Du hast Mut, Selbstbewusstsein und bist neugierig auf eine fremde Kultur? Dann spricht nichts gegen einen ausgiebigen Schüleraustausch.

Hamburg. Neue Freundschaften schließen, Sprachkenntnisse vertiefen oder ein Land besser kennenlernen: Aus diesen Gründen verbringen jährlich mehrere Hundert Hamburger Schüler ein Jahr im Ausland. Wer sich für einen Schüleraustausch interessiert, sollte sich im Vorfeld einige wichtige Fragen stellen: Ist man in der Lage, sich in eine fremde Familie mit anderen zu integrieren? Ist man mutig genug, um auf fremde Leute zuzugehen? Hat man das nötige Selbstbewusstsein? Wer alle Voraussetzungen erfüllt, muss es nur noch seinen Eltern schonend beibringen.

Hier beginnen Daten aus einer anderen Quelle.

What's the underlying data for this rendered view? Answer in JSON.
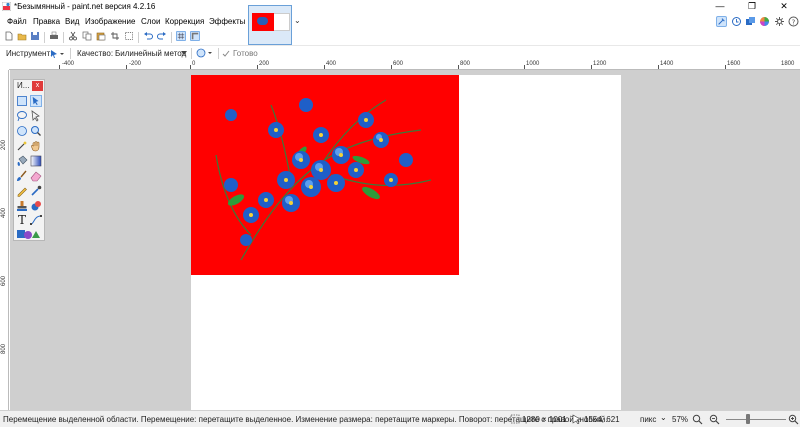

Auch Pia Zapp, 16, Schülerin des Gymnasiums Bornbrook, verbrachte das Schuljahr 2009/2010 in Kanada, sie war mit der Organisation GIVE (Gesellschaft für Internationale Verständigung mbH) unterwegs. Sie kann ein Auslandsjahr nur weiterempfehlen. "Man gewöhnt sich daran, nur noch Englisch zu sprechen, und es wird einfacher, indem man mit Leuten redet", erklärt Pia.

Das kanadische Schulsystem fand sie interessant. "Vieles ist anders als bei uns", sagt sie. Man habe nur vier Fächer pro Woche, die man frei wählen könne. Die Schulfächer dort sind zudem stärker berufsbildend. Es wurde zum Beispiel Kochen, Modedesign, Automechanik, Journalismus angeboten, die einen sehr gut auf das spätere Leben vorbereiten." Ebenfalls beeindruckend fand sie das Weihnachtsfest: "Jeder hatte eine große Socke über dem Kamin hängen, die nachts gefüllt wurde", erinnert sie sich. Schon um sechs Uhr früh stürzten sich ihre Gast-Geschwister auf die Geschenke. "Es war wie im Film."

Für Schüler sind Auslandsaufenthalte von einer Woche bis hin zu einem Jahr möglich, wobei sich die Gast-Geschwister bei kürzeren Austausch-Zeiträumen meist gegenseitig besuchen.

Reisen kann man praktisch in jedes Land. Australien und Neuseeland sind sehr beliebt, deshalb ist es dort oft schwer, eine Gastfamilie zu finden - im Gegensatz zu Frankreich.

"In diesem Schuljahr unternahmen bislang 499 Schüler ein Austauschjahr", sagt die Sprecherin der Behörde für Schule und Berufsbildung. Insgesamt sinkt die Teilnehmerzahl bei Auslandsaufenthalten in Hamburg. Fast doppelt so viele Schüler (821) meldeten sich im Schuljahr 2007/2008 noch für ein Austauschjahr an. 2008/2009 verreisten nur 406 Jungen und Mädchen. 2009/2010 waren es 414 Schüler.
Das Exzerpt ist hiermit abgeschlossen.